Source linked

GRPO реорганизует маршрутизацию LLM для улучшения кросс-языкового фактического напоминания

Новый 100K-фактовый показатель на 12 языках показывает, что укрепление обучения через GRPO превосходит тонкости для межязычного напоминания фактов и реорганизует многоязычное маршрутизацию, уменьшая языковые потребности.

polyfactqwen 2 5 7bolmo 2 1124 7bgrporeinforcement learningcross lingual factual recall

Qwen-2.5-7B and OLMo-2-1124-7B both learn world knowledge in English but struggle to recall facts in other languages—Group Relative Policy Optimization (GRPO) fixes that better than any fine-tuning approach.

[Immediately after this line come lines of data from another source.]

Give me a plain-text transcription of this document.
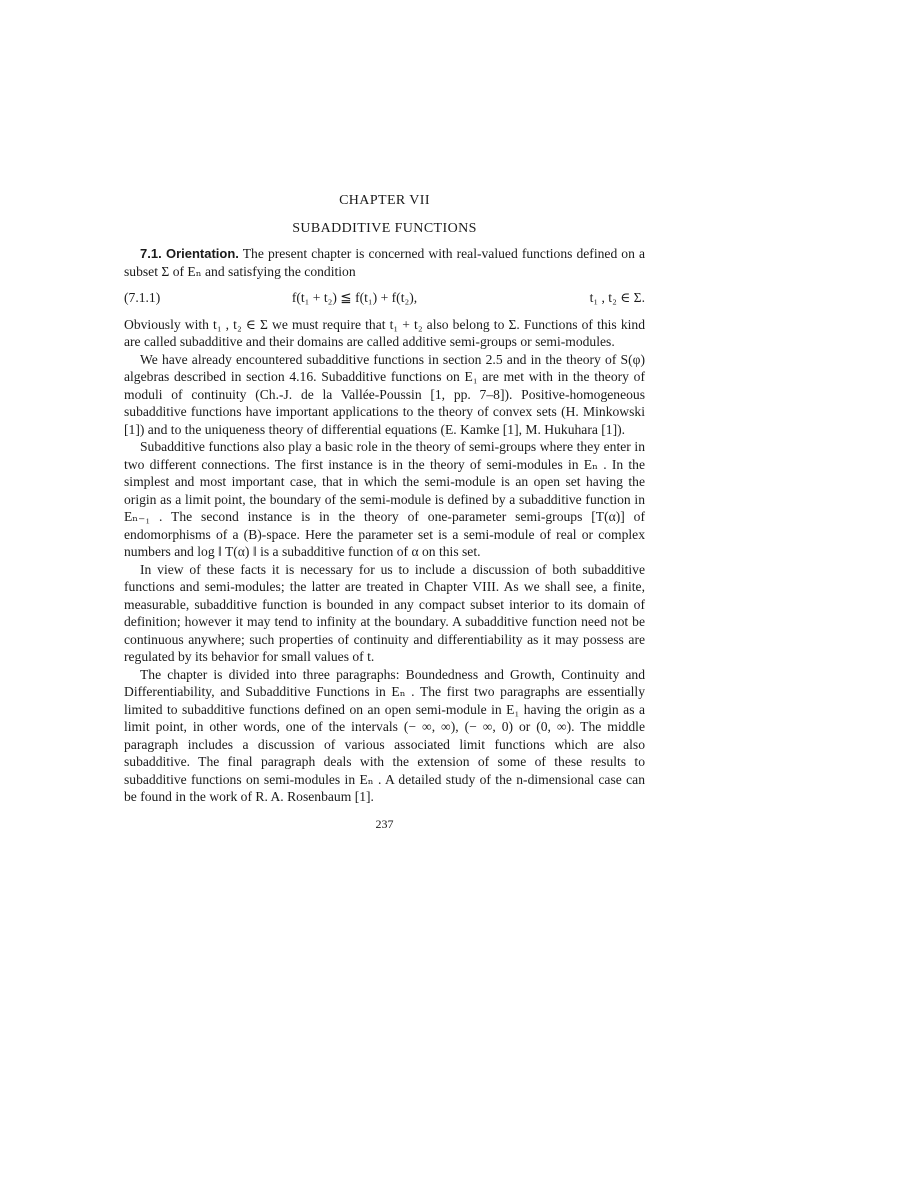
CHAPTER VII
SUBADDITIVE FUNCTIONS

7.1. Orientation. The present chapter is concerned with real-valued functions defined on a subset Σ of Eₙ and satisfying the condition

(7.1.1)	f(t₁ + t₂) ≦ f(t₁) + f(t₂),	t₁ , t₂ ∈ Σ.

Obviously with t₁ , t₂ ∈ Σ we must require that t₁ + t₂ also belong to Σ. Functions of this kind are called subadditive and their domains are called additive semi-groups or semi-modules.

We have already encountered subadditive functions in section 2.5 and in the theory of S(φ) algebras described in section 4.16. Subadditive functions on E₁ are met with in the theory of moduli of continuity (Ch.-J. de la Vallée-Poussin [1, pp. 7–8]). Positive-homogeneous subadditive functions have important applications to the theory of convex sets (H. Minkowski [1]) and to the uniqueness theory of differential equations (E. Kamke [1], M. Hukuhara [1]).

Subadditive functions also play a basic role in the theory of semi-groups where they enter in two different connections. The first instance is in the theory of semi-modules in Eₙ . In the simplest and most important case, that in which the semi-module is an open set having the origin as a limit point, the boundary of the semi-module is defined by a subadditive function in Eₙ₋₁ . The second instance is in the theory of one-parameter semi-groups [T(α)] of endomorphisms of a (B)-space. Here the parameter set is a semi-module of real or complex numbers and log ‖ T(α) ‖ is a subadditive function of α on this set.

In view of these facts it is necessary for us to include a discussion of both subadditive functions and semi-modules; the latter are treated in Chapter VIII. As we shall see, a finite, measurable, subadditive function is bounded in any compact subset interior to its domain of definition; however it may tend to infinity at the boundary. A subadditive function need not be continuous anywhere; such properties of continuity and differentiability as it may possess are regulated by its behavior for small values of t.

The chapter is divided into three paragraphs: Boundedness and Growth, Continuity and Differentiability, and Subadditive Functions in Eₙ . The first two paragraphs are essentially limited to subadditive functions defined on an open semi-module in E₁ having the origin as a limit point, in other words, one of the intervals (− ∞, ∞), (− ∞, 0) or (0, ∞). The middle paragraph includes a discussion of various associated limit functions which are also subadditive. The final paragraph deals with the extension of some of these results to subadditive functions on semi-modules in Eₙ . A detailed study of the n-dimensional case can be found in the work of R. A. Rosenbaum [1].

237
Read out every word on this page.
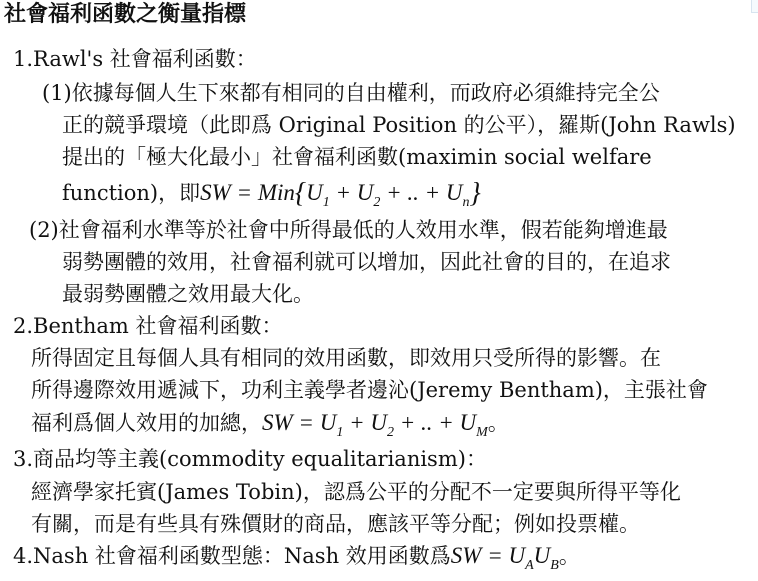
社會福利函數之衡量指標
1.Rawl's 社會福利函數：
(1)依據每個人生下來都有相同的自由權利，而政府必須維持完全公
正的競爭環境（此即爲 Original Position 的公平），羅斯(John Rawls)
提出的「極大化最小」社會福利函數(maximin social welfare
function)，即SW = $Min\{U_1 + U_2$ + .. + $U_n$}
(2)社會福利水準等於社會中所得最低的人效用水準，假若能夠增進最
弱勢團體的效用，社會福利就可以增加，因此社會的目的，在追求
最弱勢團體之效用最大化。
2.Bentham 社會福利函數：
所得固定且每個人具有相同的效用函數，即效用只受所得的影響。在
所得邊際效用遞減下，功利主義學者邊沁(Jeremy Bentham)，主張社會
福利爲個人效用的加總，SW = $U_1 + U_2$ + .. + $U_M$。
3.商品均等主義(commodity equalitarianism)：
經濟學家托賓(James Tobin)，認爲公平的分配不一定要與所得平等化
有關，而是有些具有殊價財的商品，應該平等分配；例如投票權。
4.Nash 社會福利函數型態：Nash 效用函數爲SW = $U_AU_B$。
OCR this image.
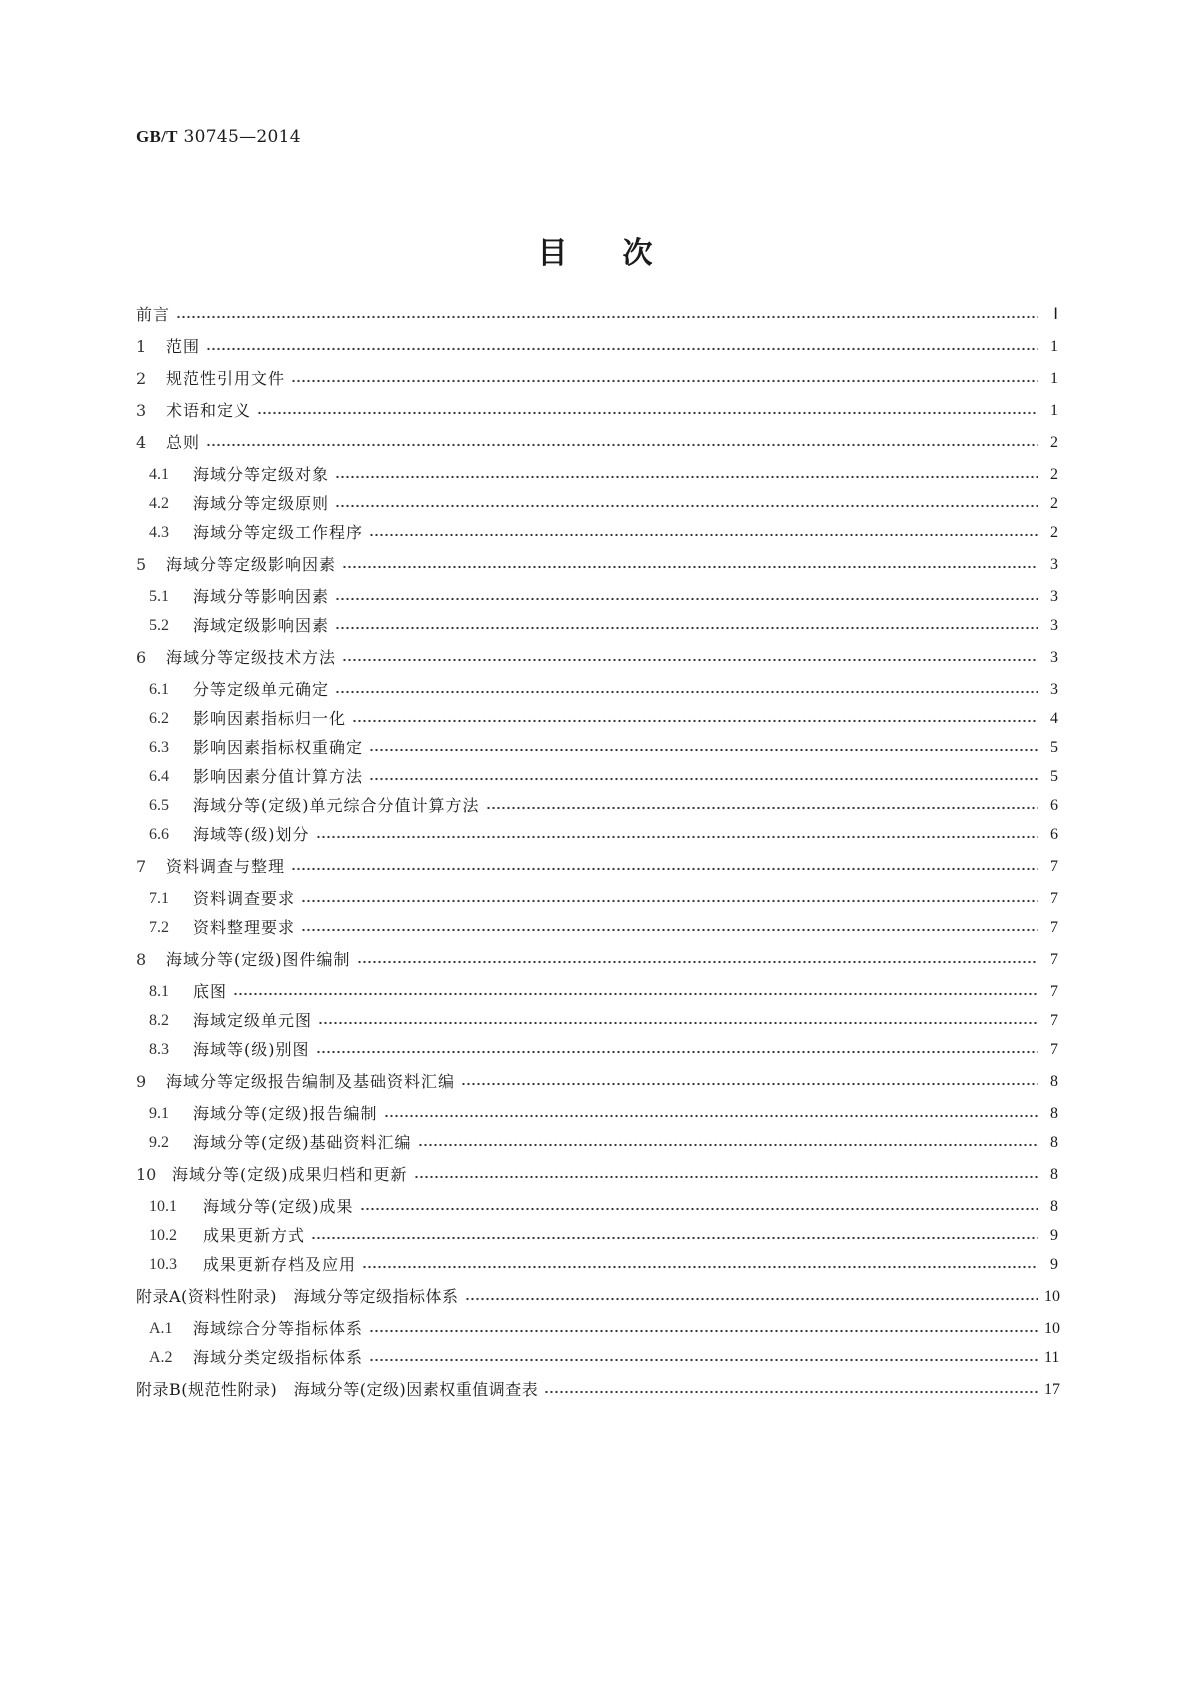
GB/T 30745—2014
目 次
前言	Ⅰ
1	范围	1
2	规范性引用文件	1
3	术语和定义	1
4	总则	2
4.1	海域分等定级对象	2
4.2	海域分等定级原则	2
4.3	海域分等定级工作程序	2
5	海域分等定级影响因素	3
5.1	海域分等影响因素	3
5.2	海域定级影响因素	3
6	海域分等定级技术方法	3
6.1	分等定级单元确定	3
6.2	影响因素指标归一化	4
6.3	影响因素指标权重确定	5
6.4	影响因素分值计算方法	5
6.5	海域分等(定级)单元综合分值计算方法	6
6.6	海域等(级)划分	6
7	资料调查与整理	7
7.1	资料调查要求	7
7.2	资料整理要求	7
8	海域分等(定级)图件编制	7
8.1	底图	7
8.2	海域定级单元图	7
8.3	海域等(级)别图	7
9	海域分等定级报告编制及基础资料汇编	8
9.1	海域分等(定级)报告编制	8
9.2	海域分等(定级)基础资料汇编	8
10 海域分等(定级)成果归档和更新	8
10.1	海域分等(定级)成果	8
10.2	成果更新方式	9
10.3	成果更新存档及应用	9
附录A(资料性附录)　海域分等定级指标体系	10
A.1	海域综合分等指标体系	10
A.2	海域分类定级指标体系	11
附录B(规范性附录)　海域分等(定级)因素权重值调查表	17
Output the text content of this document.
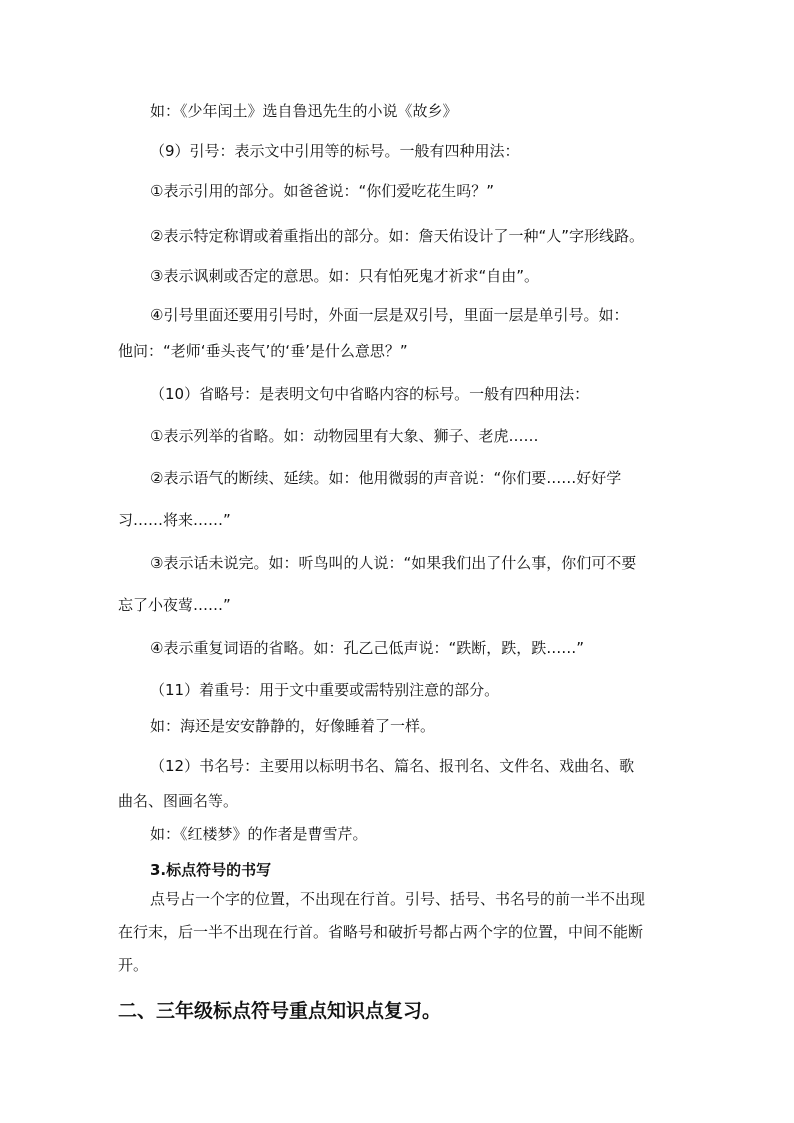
如：《少年闰土》选自鲁迅先生的小说《故乡》
（9）引号：表示文中引用等的标号。一般有四种用法：
①表示引用的部分。如爸爸说：“你们爱吃花生吗？”
②表示特定称谓或着重指出的部分。如：詹天佑设计了一种“人”字形线路。
③表示讽刺或否定的意思。如：只有怕死鬼才祈求“自由”。
④引号里面还要用引号时，外面一层是双引号，里面一层是单引号。如：
他问：“老师‘垂头丧气’的‘垂’是什么意思？”
（10）省略号：是表明文句中省略内容的标号。一般有四种用法：
①表示列举的省略。如：动物园里有大象、狮子、老虎……
②表示语气的断续、延续。如：他用微弱的声音说：“你们要……好好学
习……将来……”
③表示话未说完。如：听鸟叫的人说：“如果我们出了什么事，你们可不要
忘了小夜莺……”
④表示重复词语的省略。如：孔乙己低声说：“跌断，跌，跌……”
（11）着重号：用于文中重要或需特别注意的部分。
如：海还是安安静静的，好像睡着了一样。
（12）书名号：主要用以标明书名、篇名、报刊名、文件名、戏曲名、歌
曲名、图画名等。
如：《红楼梦》的作者是曹雪芹。
3.标点符号的书写
点号占一个字的位置，不出现在行首。引号、括号、书名号的前一半不出现
在行末，后一半不出现在行首。省略号和破折号都占两个字的位置，中间不能断
开。
二、三年级标点符号重点知识点复习。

I've seen plenty of multilingual fine-tuning attempts, but this paper shows why reinforcement learning is a fundamentally different lever.

PolyFact: A 100K-Fact Multilingual Stress Test

The authors built PolyFact, a parallel multilingual QA dataset with 100,000 Wikidata-grounded facts across 12 typologically diverse languages. That's not a toy: it spans languages from English to Swahili to Japanese, each fact verified against Wikidata to ensure ground-truth correctness. They tested Qwen-2.5-7B and OLMo-2-1124-7B under three regimes—light continual pretraining (CPT) on parallel data, supervised fine-tuning (SFT) on the same, and reinforcement learning via GRPO.

GRPO vs. SFT: Reinforcement Learning Wins

GRPO consistently outperformed SFT, not just on seen languages but on unseen ones too. CPT on parallel data? "Limited additional gains"—hardly worth the compute. The key insight: GRPO isn't just fitting answers; it's optimizing for consistency across languages, which drives generalization that fine-tuning can't match.

What GRPO Does Inside the Model

Mechanistic analyses reveal the internal reorganization. GRPO reduces language specialization in MLP layers and attention heads, pushing the model toward more shared cross-lingual representations. Instead of carving out language-specific circuits, the model learns to route knowledge through language-agnostic pathways. That's a concrete architectural shift, not just a loss-curve improvement.

The authors released the code, models, and dataset—so anyone can replicate or build on it. The mechanistic finding—that GRPO reduces language specialization in MLP layers and attention heads—suggests a path toward genuinely language-agnostic knowledge representations in LLMs.


Source: Improving Cross-Lingual Factual Recall via Consistency-Driven Reinforcement Learning
Domain: arxiv.org

Read original source ->

External source stays available while the OJO article and comment thread stay local.

Comments load interactively on the live page.